傍らのチンキュウは歯を食い縛りながら、こちらを睨み付けている。
「なんとあざといことを…リュービがここまで堂々とやって来るとは…」
そこに、リョフの部下であろう顔に傷のある、ガタイのいい男子生徒が入ってきた。
「リョフ様、エンジュツの一隊がこちらに向かってきております」
「なぜ…?」
リョフは不思議そうな顔を、その報告者に返した。
「リョフ姉さん、おそらく敵は俺を捕まえに来たのでしょう」
「わかった…リュービ…来い…」
「はい」
「アニキ!」
リョフについて行こうとする俺を不安そうな顔でチョーヒが呼び止めた。
「大丈夫だ、任せろ」
何の根拠もない。だが、俺は賭けに勝った。
そう信じて俺は、リョフと共に外のエンジュツ軍の前に出ていった。
外には鎧メイド服の女生徒が部隊を率いて俺達を待ち構えていた。
「おお、リョフ殿、リュービを捕らえていただけましたか。
私はエンジュツ軍のキレイ。
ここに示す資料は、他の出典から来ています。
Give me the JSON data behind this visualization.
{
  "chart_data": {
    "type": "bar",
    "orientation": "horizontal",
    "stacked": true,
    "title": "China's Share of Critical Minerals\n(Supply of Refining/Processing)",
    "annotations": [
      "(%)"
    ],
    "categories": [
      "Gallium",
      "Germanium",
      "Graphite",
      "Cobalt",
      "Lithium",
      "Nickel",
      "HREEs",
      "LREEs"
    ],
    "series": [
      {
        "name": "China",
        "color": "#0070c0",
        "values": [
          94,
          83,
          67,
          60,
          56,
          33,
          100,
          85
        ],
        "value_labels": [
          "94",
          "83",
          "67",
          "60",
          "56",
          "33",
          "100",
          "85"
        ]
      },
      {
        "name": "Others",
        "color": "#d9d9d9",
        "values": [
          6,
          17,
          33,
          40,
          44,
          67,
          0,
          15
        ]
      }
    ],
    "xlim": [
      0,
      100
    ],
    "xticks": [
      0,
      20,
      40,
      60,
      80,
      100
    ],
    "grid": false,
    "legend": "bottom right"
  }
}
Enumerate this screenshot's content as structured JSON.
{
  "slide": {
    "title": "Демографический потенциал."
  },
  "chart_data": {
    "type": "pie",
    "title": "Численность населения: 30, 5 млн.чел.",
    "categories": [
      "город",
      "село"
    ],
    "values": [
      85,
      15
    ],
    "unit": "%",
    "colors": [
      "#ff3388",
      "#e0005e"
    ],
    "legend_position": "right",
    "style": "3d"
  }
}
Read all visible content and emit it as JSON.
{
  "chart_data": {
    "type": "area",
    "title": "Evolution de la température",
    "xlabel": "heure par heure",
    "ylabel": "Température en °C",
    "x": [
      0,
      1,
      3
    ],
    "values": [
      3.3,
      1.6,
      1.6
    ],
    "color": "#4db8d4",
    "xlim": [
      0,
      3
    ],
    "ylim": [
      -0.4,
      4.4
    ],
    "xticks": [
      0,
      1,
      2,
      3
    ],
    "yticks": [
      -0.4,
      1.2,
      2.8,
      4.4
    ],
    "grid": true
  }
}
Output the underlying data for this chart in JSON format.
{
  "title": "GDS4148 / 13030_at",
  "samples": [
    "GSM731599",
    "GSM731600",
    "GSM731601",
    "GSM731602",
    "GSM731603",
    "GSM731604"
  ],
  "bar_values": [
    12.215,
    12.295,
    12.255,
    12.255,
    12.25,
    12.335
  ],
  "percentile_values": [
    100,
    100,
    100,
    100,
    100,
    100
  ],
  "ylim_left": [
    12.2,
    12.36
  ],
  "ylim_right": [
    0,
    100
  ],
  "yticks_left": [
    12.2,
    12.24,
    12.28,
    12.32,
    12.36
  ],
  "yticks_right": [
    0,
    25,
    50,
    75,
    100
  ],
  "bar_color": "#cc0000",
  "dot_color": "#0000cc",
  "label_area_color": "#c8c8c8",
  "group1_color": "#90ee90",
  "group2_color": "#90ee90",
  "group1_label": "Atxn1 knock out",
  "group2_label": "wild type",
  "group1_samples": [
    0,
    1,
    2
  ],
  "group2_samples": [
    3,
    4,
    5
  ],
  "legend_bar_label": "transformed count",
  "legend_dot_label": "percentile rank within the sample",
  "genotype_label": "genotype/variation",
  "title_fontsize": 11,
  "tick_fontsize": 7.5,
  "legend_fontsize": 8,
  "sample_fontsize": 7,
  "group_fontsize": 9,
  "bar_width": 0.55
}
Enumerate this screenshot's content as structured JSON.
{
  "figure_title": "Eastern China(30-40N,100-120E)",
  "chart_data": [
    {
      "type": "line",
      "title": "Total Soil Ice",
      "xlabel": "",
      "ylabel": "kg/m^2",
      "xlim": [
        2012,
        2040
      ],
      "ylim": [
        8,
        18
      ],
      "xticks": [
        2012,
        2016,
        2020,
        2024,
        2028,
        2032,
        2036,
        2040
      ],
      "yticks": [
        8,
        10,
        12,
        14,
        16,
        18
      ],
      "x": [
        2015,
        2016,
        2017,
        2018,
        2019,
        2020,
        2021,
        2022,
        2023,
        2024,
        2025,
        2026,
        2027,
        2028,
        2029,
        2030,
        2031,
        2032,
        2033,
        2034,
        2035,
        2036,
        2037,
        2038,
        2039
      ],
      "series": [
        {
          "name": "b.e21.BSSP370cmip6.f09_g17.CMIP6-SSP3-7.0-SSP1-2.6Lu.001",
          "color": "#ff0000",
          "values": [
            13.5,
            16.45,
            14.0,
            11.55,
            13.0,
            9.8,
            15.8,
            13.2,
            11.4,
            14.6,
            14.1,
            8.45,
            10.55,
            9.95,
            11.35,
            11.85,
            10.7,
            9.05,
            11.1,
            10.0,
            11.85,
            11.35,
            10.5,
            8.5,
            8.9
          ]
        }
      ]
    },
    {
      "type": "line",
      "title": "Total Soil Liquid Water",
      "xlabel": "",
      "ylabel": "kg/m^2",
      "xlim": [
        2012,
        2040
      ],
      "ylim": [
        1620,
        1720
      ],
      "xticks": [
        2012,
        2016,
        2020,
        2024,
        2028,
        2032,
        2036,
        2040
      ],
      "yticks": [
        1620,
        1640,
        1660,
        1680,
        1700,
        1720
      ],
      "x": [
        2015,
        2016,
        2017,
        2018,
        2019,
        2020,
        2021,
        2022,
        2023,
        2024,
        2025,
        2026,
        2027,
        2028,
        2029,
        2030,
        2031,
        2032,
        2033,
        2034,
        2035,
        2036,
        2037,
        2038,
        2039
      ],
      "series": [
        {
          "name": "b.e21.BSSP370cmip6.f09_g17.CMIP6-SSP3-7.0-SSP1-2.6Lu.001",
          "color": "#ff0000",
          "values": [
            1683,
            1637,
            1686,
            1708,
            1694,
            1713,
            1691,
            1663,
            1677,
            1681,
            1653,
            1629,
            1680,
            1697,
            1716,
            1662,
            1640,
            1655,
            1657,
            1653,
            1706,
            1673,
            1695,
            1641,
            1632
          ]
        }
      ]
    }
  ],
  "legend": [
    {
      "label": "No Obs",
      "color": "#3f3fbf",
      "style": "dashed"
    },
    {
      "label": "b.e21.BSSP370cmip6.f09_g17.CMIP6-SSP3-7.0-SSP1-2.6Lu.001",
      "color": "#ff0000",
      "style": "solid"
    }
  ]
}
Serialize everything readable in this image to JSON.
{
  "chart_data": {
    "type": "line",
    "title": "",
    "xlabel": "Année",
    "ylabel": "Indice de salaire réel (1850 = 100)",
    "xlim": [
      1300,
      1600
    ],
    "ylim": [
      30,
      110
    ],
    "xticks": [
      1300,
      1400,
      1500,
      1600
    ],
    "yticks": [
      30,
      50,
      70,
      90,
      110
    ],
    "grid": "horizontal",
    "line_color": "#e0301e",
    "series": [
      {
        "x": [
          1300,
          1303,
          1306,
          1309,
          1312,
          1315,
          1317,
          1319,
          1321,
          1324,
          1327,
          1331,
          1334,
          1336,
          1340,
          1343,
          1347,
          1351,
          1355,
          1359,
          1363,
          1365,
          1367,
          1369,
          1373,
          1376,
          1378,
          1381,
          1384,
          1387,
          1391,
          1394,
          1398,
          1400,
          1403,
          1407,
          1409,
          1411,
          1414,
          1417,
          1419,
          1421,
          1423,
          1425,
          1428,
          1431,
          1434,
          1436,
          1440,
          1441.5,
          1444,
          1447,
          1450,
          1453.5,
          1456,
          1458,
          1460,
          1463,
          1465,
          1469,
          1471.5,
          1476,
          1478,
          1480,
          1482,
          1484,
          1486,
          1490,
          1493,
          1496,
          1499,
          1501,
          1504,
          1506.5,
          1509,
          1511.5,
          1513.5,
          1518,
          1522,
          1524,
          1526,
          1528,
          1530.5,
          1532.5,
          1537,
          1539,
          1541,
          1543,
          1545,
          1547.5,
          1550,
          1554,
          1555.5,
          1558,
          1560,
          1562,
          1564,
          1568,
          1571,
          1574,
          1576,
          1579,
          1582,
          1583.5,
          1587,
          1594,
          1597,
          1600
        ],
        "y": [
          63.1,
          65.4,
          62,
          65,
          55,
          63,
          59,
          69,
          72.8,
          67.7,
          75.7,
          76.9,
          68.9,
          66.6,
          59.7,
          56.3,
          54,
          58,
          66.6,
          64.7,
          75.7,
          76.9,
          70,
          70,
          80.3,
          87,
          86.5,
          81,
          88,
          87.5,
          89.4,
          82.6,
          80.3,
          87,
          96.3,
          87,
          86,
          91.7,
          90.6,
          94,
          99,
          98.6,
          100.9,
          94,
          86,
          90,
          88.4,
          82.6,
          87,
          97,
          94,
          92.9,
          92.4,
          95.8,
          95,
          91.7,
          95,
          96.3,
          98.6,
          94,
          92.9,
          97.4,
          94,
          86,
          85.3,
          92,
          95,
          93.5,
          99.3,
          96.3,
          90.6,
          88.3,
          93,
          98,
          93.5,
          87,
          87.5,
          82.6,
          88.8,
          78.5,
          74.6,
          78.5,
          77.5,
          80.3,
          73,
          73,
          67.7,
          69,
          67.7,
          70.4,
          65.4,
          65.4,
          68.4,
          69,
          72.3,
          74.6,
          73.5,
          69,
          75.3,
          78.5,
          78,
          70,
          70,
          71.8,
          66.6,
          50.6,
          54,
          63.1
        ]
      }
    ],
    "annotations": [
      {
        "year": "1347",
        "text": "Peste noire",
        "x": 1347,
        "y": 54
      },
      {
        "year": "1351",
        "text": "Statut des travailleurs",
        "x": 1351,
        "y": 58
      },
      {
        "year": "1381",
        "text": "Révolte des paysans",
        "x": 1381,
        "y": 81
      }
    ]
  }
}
そのリュービをこちらに引き渡していただきたい」
「断…る…リュービは…私の…弟…だ!」
「それでは約束が違うではないですか!」
「約束…知らない…このまま…帰れ…さも…なく…ば…私が…お前を…倒す!私の…平穏…を…乱す…な…」
「なんと…リョフでは相手が悪い。わかりました、この場は引きます。
しかし、エンジュツ様を裏切ったことゆめゆめお忘れなきよう!」
キレイは部隊を率いて、おとなしく退散してくれた。
「リュービ…戻ろう…文芸部を…返すよ…」
「いえ、姉さん。俺の代わりに文芸部の部長になってくれませんか?」
「いい…のか…?」
「はい、今回の一件でまだまだ自分が力不足だと認識しました。姉さんに文芸部の部長をお願いしたい」
「わかっ…た…私…部長…リュービ…弟…私を…補佐…しろ…」
「はい、姉さん、わかりました」
俺達をやりとりを顔をひきつらせながら見ていた男が一人いた。リョフの参謀・チンキュウだ。